Fig. 68.3, Blood supply of the external nose.

Venous drainage of the external nose generally consists of veins with names that correspond to the associated arteries, which veins drain through the facial vein, the pterygoid plexus, and ophthalmic veins, the pterygoid plexus and the facial vein. Lymphatic drainage of the nasal tip follows the same path and appears to be limited to the lateral walls, sparing the columella.

Nerve Supply

Branches of the second and third divisions of the trigeminal nerves provide sensory innervation of the nose while motor innervation is supplied by the zygomatic branch of the facial nerve. From V 2 , the ophthalmic nerve gives off the supratrochlear and infratrochlear nerves to supply sensation to the rhinion, radix sidewalls. The anterior ethmoid nerve gives off external branches that travel within the SMAS layer to supply sensation to the tip; therefore, careful dissection beneath the SMAS over the tip will preserve tip sensation. From V 3 , the maxillary nerve branches and supplies sensation to the lateral vestibule and columella ( Fig. 68.4 ).
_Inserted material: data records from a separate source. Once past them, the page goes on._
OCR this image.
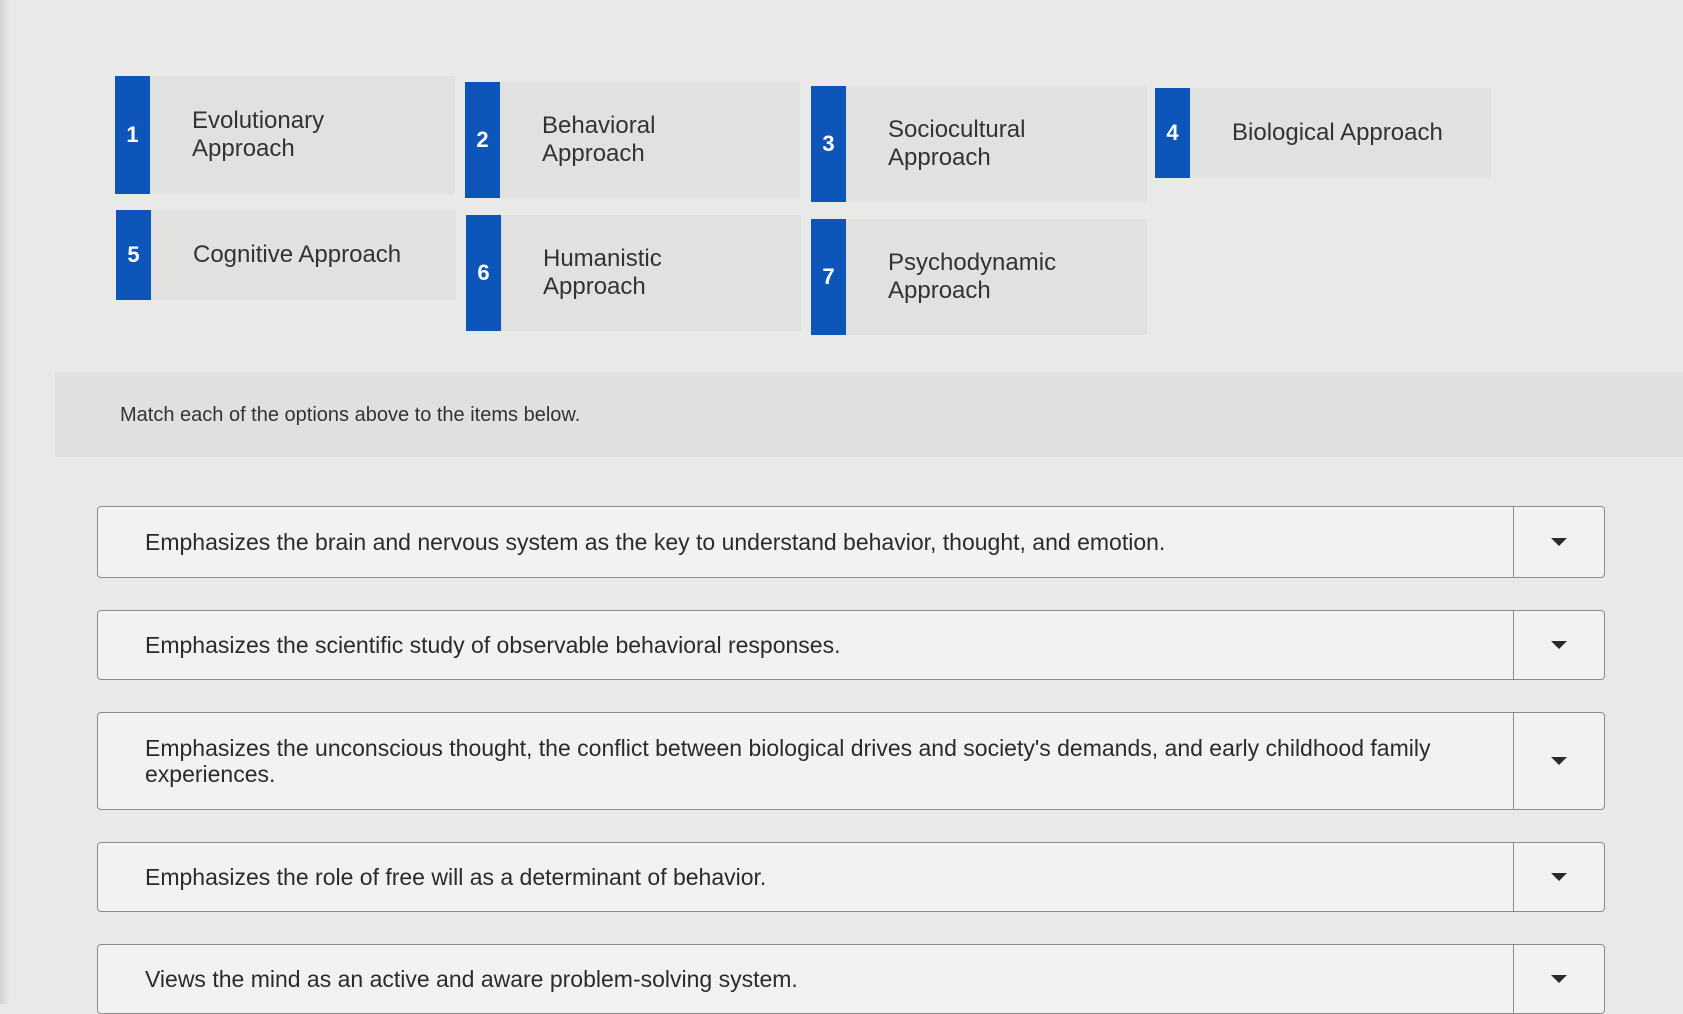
1
Evolutionary Approach	2
Behavioral Approach	3
Sociocultural Approach
4	Biological Approach
5	Cognitive Approach
6
Humanistic Approach	7
Psychodynamic Approach
Match each of the options above to the items below.
Emphasizes the brain and nervous system as the key to understand behavior, thought, and emotion.
Emphasizes the scientific study of observable behavioral responses.
Emphasizes the unconscious thought, the conflict between biological drives and society's demands, and early childhood family experiences.
Emphasizes the role of free will as a determinant of behavior.
Views the mind as an active and aware problem-solving system.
Fig. 68.4, Sensory nerve supply of the external nose.

Patient Assessment

The process of rhinoplasty begins with patient evaluation. Arguably, the foundation of a successful rhinoplasty is established at the initial patient visit including a thorough, accurate evaluation of the nose; its relation to the rest of the patient’s face; identification of appropriate and realistic goals given the patient’s anatomy; clear communication; and mutual understanding and agreement of surgical goals between the patient and the surgeon. A vital part of any successful rhinoplasty is the detection of the functional abnormalities. This begins with keen observation of mouth breathing, which often is unbeknown to the patients, and ends with circumspect examination of the internal and external nasal valves, septal deviation, and enlargement of the turbinates. Meticulous preoperative photodocumentation is crucial and life-size based planning or computer generated images of potential postoperative goals may be helpful in facilitating patient–surgeon discussion and establishing matching and achievable operative goals.